The question that you had asked is “I simply cannot make sense of what you write in item #1 in your “avoidance” section. What am I missing?” What I described in item #1 is, in fact, model drift. In the paper on underspecification, the authors identified model drift as a related issue that also causes your model’s performance to degrade when put in practice, and I included it as a takeaway here. This takeaway, or tip, is not the only one I mention. Hopefully one takeaway from the article being about this related concept doesn’t make you believe that there’s nothing new or original to be gained from the Google paper. (For example, model drift isn’t related to tips 3, 4, or 5 that I described.)
You shared “It is well known that parameter space has many local minima that will generate models that perform nearly equally well on ‘small’ validation sets.” That does describe the issue of underspecification. The authors say “A ML pipeline is underspecified if there are many [models] that a pipeline could return with similar predictive risk.”
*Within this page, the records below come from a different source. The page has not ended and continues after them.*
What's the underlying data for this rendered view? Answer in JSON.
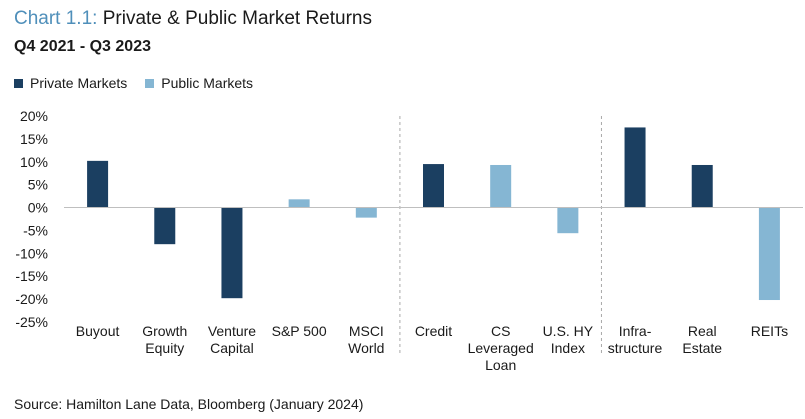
{
  "title_prefix": "Chart 1.1:",
  "title_main": "Private & Public Market Returns",
  "subtitle": "Q4 2021 - Q3 2023",
  "source": "Source: Hamilton Lane Data, Bloomberg (January 2024)",
  "colors": {
    "private": "#1b3f61",
    "public": "#85b6d3",
    "title_accent": "#4f8fba"
  },
  "chart_data": {
    "type": "bar",
    "title": "Chart 1.1: Private & Public Market Returns",
    "subtitle": "Q4 2021 - Q3 2023",
    "ylim": [
      -0.25,
      0.2
    ],
    "yticks": [
      0.2,
      0.15,
      0.1,
      0.05,
      0.0,
      -0.05,
      -0.1,
      -0.15,
      -0.2,
      -0.25
    ],
    "ytick_labels": [
      "20%",
      "15%",
      "10%",
      "5%",
      "0%",
      "-5%",
      "-10%",
      "-15%",
      "-20%",
      "-25%"
    ],
    "grid": false,
    "legend": {
      "placement": "top-left",
      "entries": [
        "Private Markets",
        "Public Markets"
      ]
    },
    "group_dividers_after": [
      4,
      7
    ],
    "categories": [
      {
        "label": "Buyout",
        "value": 0.102,
        "series": "Private Markets"
      },
      {
        "label": "Growth\nEquity",
        "value": -0.08,
        "series": "Private Markets"
      },
      {
        "label": "Venture\nCapital",
        "value": -0.198,
        "series": "Private Markets"
      },
      {
        "label": "S&P 500",
        "value": 0.018,
        "series": "Public Markets"
      },
      {
        "label": "MSCI\nWorld",
        "value": -0.022,
        "series": "Public Markets"
      },
      {
        "label": "Credit",
        "value": 0.095,
        "series": "Private Markets"
      },
      {
        "label": "CS\nLeveraged\nLoan",
        "value": 0.093,
        "series": "Public Markets"
      },
      {
        "label": "U.S. HY\nIndex",
        "value": -0.056,
        "series": "Public Markets"
      },
      {
        "label": "Infra-\nstructure",
        "value": 0.175,
        "series": "Private Markets"
      },
      {
        "label": "Real\nEstate",
        "value": 0.093,
        "series": "Private Markets"
      },
      {
        "label": "REITs",
        "value": -0.202,
        "series": "Public Markets"
      }
    ]
  }
}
Note that this isn’t necessarily tied to “small” validation sets. Of course, most things in machine learning are improved with larger sample sizes, all else held equal. But that is only one part of the problem.
The authors later say that underspecification causes problems when the models “encode substantially different inductive biases that result in different generalization behavior on distributions that differ from [the training distribution].”
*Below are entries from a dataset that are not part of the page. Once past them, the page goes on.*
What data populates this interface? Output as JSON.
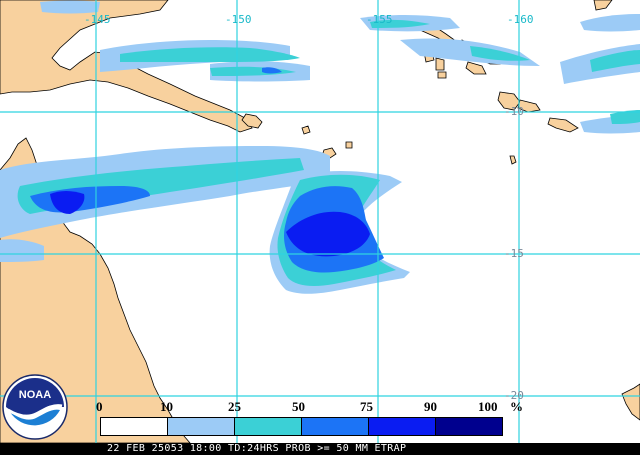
{
  "map": {
    "longitude_labels": [
      "-145",
      "-150",
      "-155",
      "-160"
    ],
    "latitude_labels": [
      "-10",
      "-15",
      "-20"
    ],
    "colors": {
      "land": "#f8d19e",
      "ocean": "#ffffff",
      "grid": "#2fd3e0",
      "coast": "#000000"
    }
  },
  "legend": {
    "ticks": [
      "0",
      "10",
      "25",
      "50",
      "75",
      "90",
      "100"
    ],
    "unit": "%",
    "colors": [
      "#ffffff",
      "#9ccbf6",
      "#3bd0d6",
      "#1c74f6",
      "#0a1cf2",
      "#00008e"
    ]
  },
  "footer": {
    "text": "22 FEB 25053 18:00 TD:24HRS PROB >= 50 MM ETRAP"
  },
  "logo": {
    "text": "NOAA",
    "icon": "noaa-logo-icon"
  }
}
This is part of why I advocate that you ensure your training distribution is as similar as possible to your deployment distribution. While you may find this to be “obvious,” I think this bears repeating because many, many deployed models are trained on data that doesn’t mirror the deployment distribution as closely as it could. Critical thinking about this may lead to an easier solution than learning about, developing, and using stress tests to detect underspecification — what I lay out in item #3. Having gap between training and deployment distributions is also a problem where increased sample size is unlikely to address the problem — in fact, increased sample size may improve performance on the iid held-out test/validations sets but not address the issue of generalizing beyond the training distribution! This would boost confidence in the model pre-deployment and the gap between pre-deployment performance and post-deployment performance gets even larger.